CCK's slow approval of yuMobile buyout deal causes anxiety

The Communications Commission of Kenya's slow process at approving yuMobile’s buyout plan by Safaricom and Airtel is causing a lot of fear among the operators and yuMobile’s staff.

It has emerged that the regulator is yet to approve the deal three weeks after it was informed of the acquisition plan.

Safaricom yesterday said that the longer the regulator took at approving the deal, the more complicated and ‘less attractive’ the deal will become, citing significant change in the fundamentals of the deal.

“The envisaged transaction involves a number of players and each player has placed a specific premium on an aspect of it,” said Nzioka Waita, Safaricom’s director of corporate affairs.

“With the passage of time and the lack of clarity on the regulatory direction of our application, some aspects of the transaction are starting to look less attractive to interested parties, thus undermining the collective premium of the overall transaction,” Waita added.

Both Safaricom and Airtel had offered to acquire yuMobile’s assets and subscribers in the country, with Safaricom acquiring the operator’s infrastructure and Airtel acquiring the company’s prefix and subsequently its 2.7 million subscribers.

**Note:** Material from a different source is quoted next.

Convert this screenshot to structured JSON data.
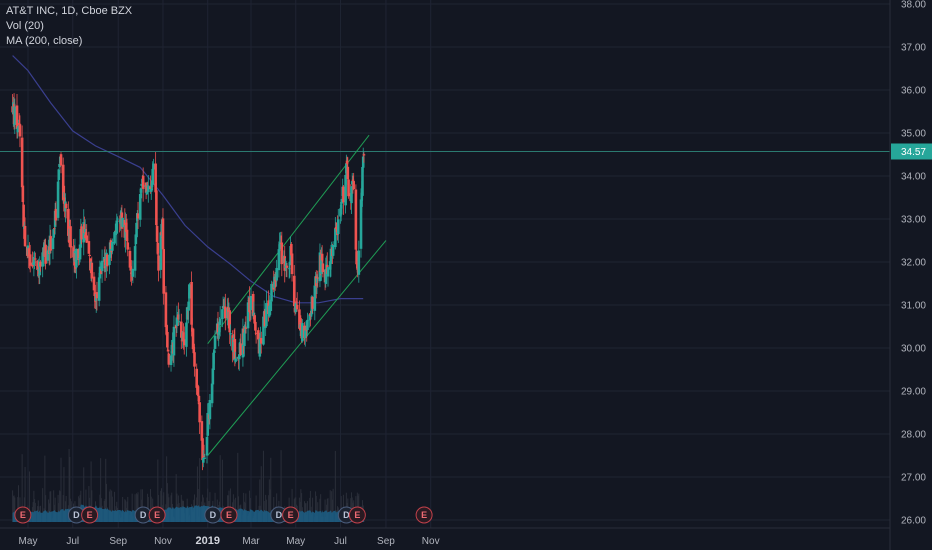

Commenting on the delayed approval process, yuMobile’s country manager, Madhur Taneja said, “We are extremely disappointed with the delay in getting a response from the regulator and I am not sure what kind of message we are sending to the parties involved in this transaction or to our employees and subscribers.”

Airtel on the other hand, through its spokesman Michael Okwiri, has maintained that there has been no change in the operator’s position when it comes to the buyout deal.

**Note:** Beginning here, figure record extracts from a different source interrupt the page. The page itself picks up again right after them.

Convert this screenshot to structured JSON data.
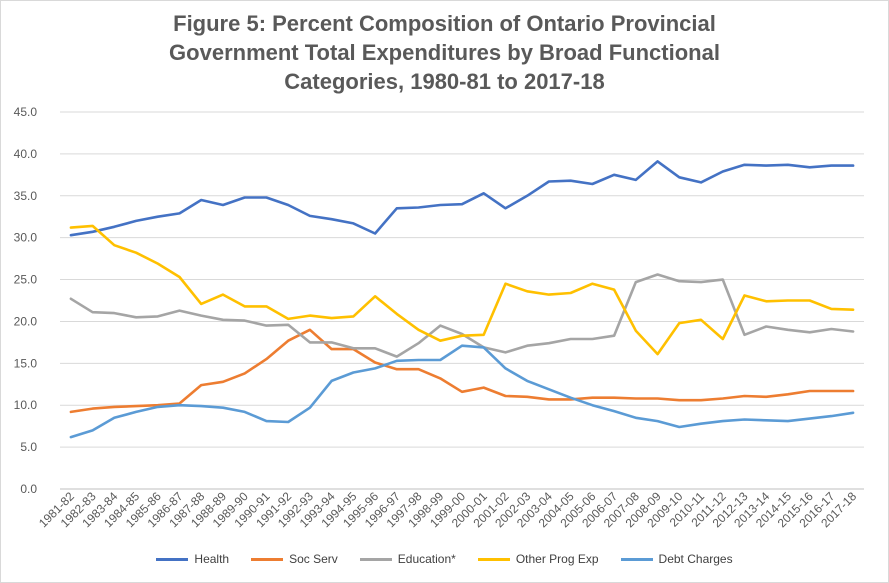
{
  "chart_data": {
    "type": "line",
    "title_lines": [
      "Figure 5: Percent Composition of Ontario Provincial",
      "Government Total Expenditures by Broad Functional",
      "Categories, 1980-81 to 2017-18"
    ],
    "xlabel": "",
    "ylabel": "",
    "ylim": [
      0,
      45
    ],
    "yticks": [
      0,
      5,
      10,
      15,
      20,
      25,
      30,
      35,
      40,
      45
    ],
    "ytick_labels": [
      "0.0",
      "5.0",
      "10.0",
      "15.0",
      "20.0",
      "25.0",
      "30.0",
      "35.0",
      "40.0",
      "45.0"
    ],
    "grid": true,
    "legend_position": "bottom",
    "categories": [
      "1981-82",
      "1982-83",
      "1983-84",
      "1984-85",
      "1985-86",
      "1986-87",
      "1987-88",
      "1988-89",
      "1989-90",
      "1990-91",
      "1991-92",
      "1992-93",
      "1993-94",
      "1994-95",
      "1995-96",
      "1996-97",
      "1997-98",
      "1998-99",
      "1999-00",
      "2000-01",
      "2001-02",
      "2002-03",
      "2003-04",
      "2004-05",
      "2005-06",
      "2006-07",
      "2007-08",
      "2008-09",
      "2009-10",
      "2010-11",
      "2011-12",
      "2012-13",
      "2013-14",
      "2014-15",
      "2015-16",
      "2016-17",
      "2017-18"
    ],
    "series": [
      {
        "name": "Health",
        "color": "#4472c4",
        "values": [
          30.3,
          30.7,
          31.3,
          32.0,
          32.5,
          32.9,
          34.5,
          33.9,
          34.8,
          34.8,
          33.9,
          32.6,
          32.2,
          31.7,
          30.5,
          33.5,
          33.6,
          33.9,
          34.0,
          35.3,
          33.5,
          35.0,
          36.7,
          36.8,
          36.4,
          37.5,
          36.9,
          39.1,
          37.2,
          36.6,
          37.9,
          38.7,
          38.6,
          38.7,
          38.4,
          38.6,
          38.6
        ]
      },
      {
        "name": "Soc Serv",
        "color": "#ed7d31",
        "values": [
          9.2,
          9.6,
          9.8,
          9.9,
          10.0,
          10.2,
          12.4,
          12.8,
          13.8,
          15.5,
          17.7,
          19.0,
          16.7,
          16.7,
          15.1,
          14.3,
          14.3,
          13.2,
          11.6,
          12.1,
          11.1,
          11.0,
          10.7,
          10.7,
          10.9,
          10.9,
          10.8,
          10.8,
          10.6,
          10.6,
          10.8,
          11.1,
          11.0,
          11.3,
          11.7,
          11.7,
          11.7
        ]
      },
      {
        "name": "Education*",
        "color": "#a5a5a5",
        "values": [
          22.7,
          21.1,
          21.0,
          20.5,
          20.6,
          21.3,
          20.7,
          20.2,
          20.1,
          19.5,
          19.6,
          17.5,
          17.5,
          16.8,
          16.8,
          15.8,
          17.4,
          19.5,
          18.5,
          16.9,
          16.3,
          17.1,
          17.4,
          17.9,
          17.9,
          18.3,
          24.7,
          25.6,
          24.8,
          24.7,
          25.0,
          18.4,
          19.4,
          19.0,
          18.7,
          19.1,
          18.8
        ]
      },
      {
        "name": "Other Prog Exp",
        "color": "#ffc000",
        "values": [
          31.2,
          31.4,
          29.1,
          28.2,
          26.9,
          25.3,
          22.1,
          23.2,
          21.8,
          21.8,
          20.3,
          20.7,
          20.4,
          20.6,
          23.0,
          20.9,
          19.0,
          17.7,
          18.3,
          18.4,
          24.5,
          23.6,
          23.2,
          23.4,
          24.5,
          23.8,
          18.9,
          16.1,
          19.8,
          20.2,
          17.9,
          23.1,
          22.4,
          22.5,
          22.5,
          21.5,
          21.4
        ]
      },
      {
        "name": "Debt Charges",
        "color": "#5b9bd5",
        "values": [
          6.2,
          7.0,
          8.5,
          9.2,
          9.8,
          10.0,
          9.9,
          9.7,
          9.2,
          8.1,
          8.0,
          9.7,
          12.9,
          13.9,
          14.4,
          15.3,
          15.4,
          15.4,
          17.1,
          16.9,
          14.4,
          12.9,
          11.9,
          10.9,
          10.0,
          9.3,
          8.5,
          8.1,
          7.4,
          7.8,
          8.1,
          8.3,
          8.2,
          8.1,
          8.4,
          8.7,
          9.1
        ]
      }
    ]
  }
}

Speaking to ITWebAfrica, Noah Mutai, an IT research lecturer and telecommunications analyst at Jomo Kenyatta University of Agriculture and Technology (JKUAT) said, “Safaricom’s fears could be valid considering that the deal was only viable provided Airtel was part of it.”

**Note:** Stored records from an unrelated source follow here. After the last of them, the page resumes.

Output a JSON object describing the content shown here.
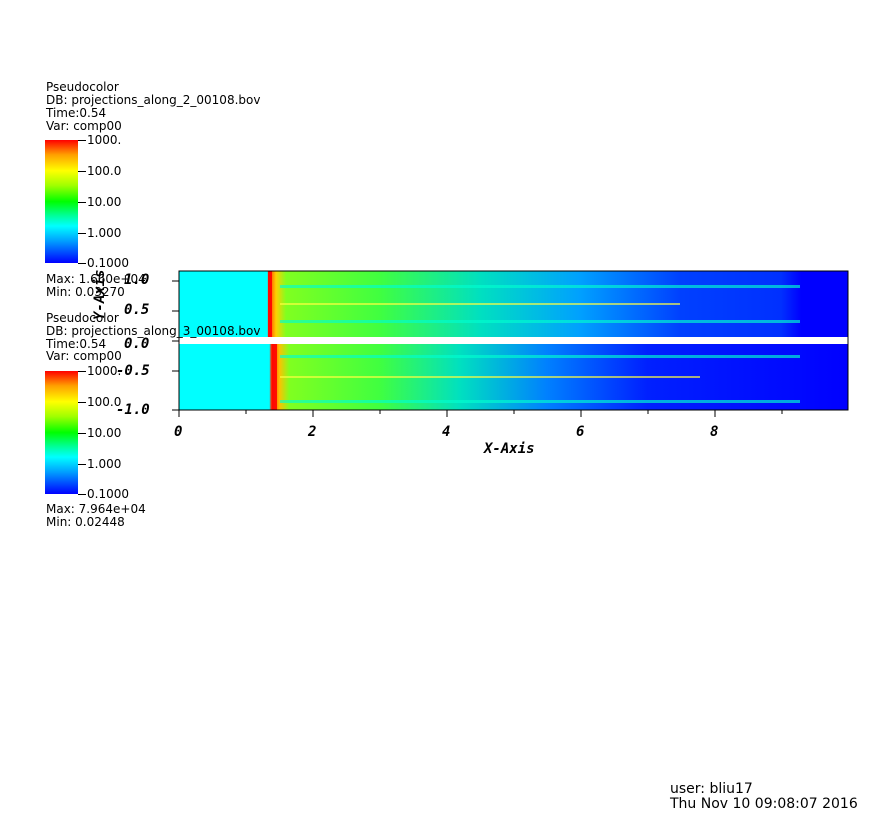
{
  "plot1": {
    "plot_type": "Pseudocolor",
    "db": "DB: projections_along_2_00108.bov",
    "time": "Time:0.54",
    "var": "Var: comp00",
    "colorbar_labels": [
      "1000.",
      "100.0",
      "10.00",
      "1.000",
      "0.1000"
    ],
    "max": "Max: 1.660e+04",
    "min": "Min: 0.03270"
  },
  "plot2": {
    "plot_type": "Pseudocolor",
    "db": "DB: projections_along_3_00108.bov",
    "time": "Time:0.54",
    "var": "Var: comp00",
    "colorbar_labels": [
      "1000.",
      "100.0",
      "10.00",
      "1.000",
      "0.1000"
    ],
    "max": "Max: 7.964e+04",
    "min": "Min: 0.02448"
  },
  "axes": {
    "xlabel": "X-Axis",
    "ylabel": "Y-Axis",
    "x_ticks": [
      "0",
      "2",
      "4",
      "6",
      "8"
    ],
    "y_ticks": [
      "1.0",
      "0.5",
      "0.0",
      "-0.5",
      "-1.0"
    ]
  },
  "footer": {
    "user": "user: bliu17",
    "date": "Thu Nov 10 09:08:07 2016"
  },
  "colors": {
    "background_field": "#00ffff",
    "deep_field": "#0000ff"
  }
}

“If Airtel pulls out, say due to a drop in yuMobile’s subscribers, Safaricom could be left as the only buyer, implying that acquisition of yuMobile’s infrastructure and subscribers will come at a higher price for the operator.”

Mutai added that Safaricom could also be acting strategically to avoid a scenario where it would have to deal with another headache from the Competition Authority of Kenya, over ‘market monopolisation’.

“If Safaricom acquires both yuMobile’s infrastructure and subscribers, the operator’s market share will skyrocket to over 70%, something that experts can comfortably term as monopolisation of a market,” added Mutai,

“The remaining operators will have less competitive advantage, something that could seriously jeopardise the gains made in Kenya’s telecommunications industry.”